Research shows rumination leads to lower levels of work and school performance, produces stage fright and catastrophizing in performers, and undermines business negotiations.
One way it arises is when you draw on experiences from the past that create uncertainty connected to making a decision in the present.
You might be deciding whether to accept a new job and remember how hard you found it to make new connections when you started your current one. You ruminate about this experience and it stops you taking action.
You might be deciding on the location for your next holiday and remember the bad experience you had on your last road trip so you hold back from making any bookings.
This rumination keeps you stuck in thought loops and is distinct from healthy discernment.
Healthy Discernment
Healthy discernment involves weighing up the pros and cons, checking in with your values and making a choice accordingly.
Discerning then deciding is like opening the dam when the tide is right. The water flows with ease.
Unhelpful Rumination
In contrast, rumination involves going over and over the same thought, concern or story. It feels like spiralling into a vortex, getting dizzy and disorientated, with no rope available to pull you out.
Discernment leads to action while rumination leads to stuckness.

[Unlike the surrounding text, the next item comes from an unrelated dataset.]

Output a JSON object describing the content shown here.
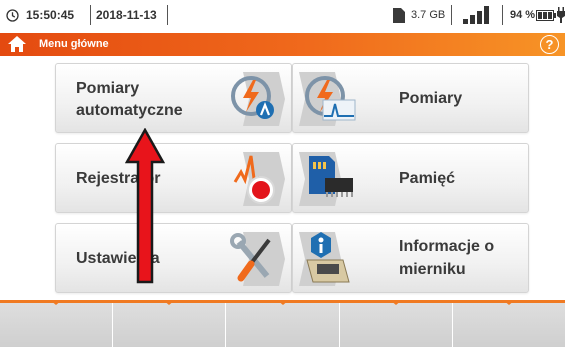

If confidence is the stuff that turns thoughts into action (see last week’s newsletter), rumination is a key block to accessing confidence.
Shifting from Rumination to Action
The Mind Architect, Peter Crone, has a useful orientation to help reframe rumination and shift toward greater action.
In this short clip, he answers a question posed by a listener:
‘How do I stop the past from replaying in my head?’
He suggests that rather than saying you are replaying the past in your head, consider you’re in the present, having a conversation about something you are remembering.
This helps you separate from the past, rather than pushing you into a spiral of stuckness.
Connect to the Present
The idea of locating yourself in the present, rather than being lost in the past or future, is also addressed by Martha Beck in The Way of Integrity. Beck suggests that when you find yourself ruminating, come into the present by connecting with your surroundings.
Stop the thoughts and look around you.
What are you sitting on? What can you smell? What do you notice out the window or in the room? Are there any pets, plants or pictures around? What can you hear?
When you shift your focus from rumination to connection with the sensory presence of the external environment, you quickly notice how amazing you are at reframing, shifting your attention, releasing unhelpful thoughts, and reclaiming your ability to take action.
Shift from rumination to action by coming back to the present moment.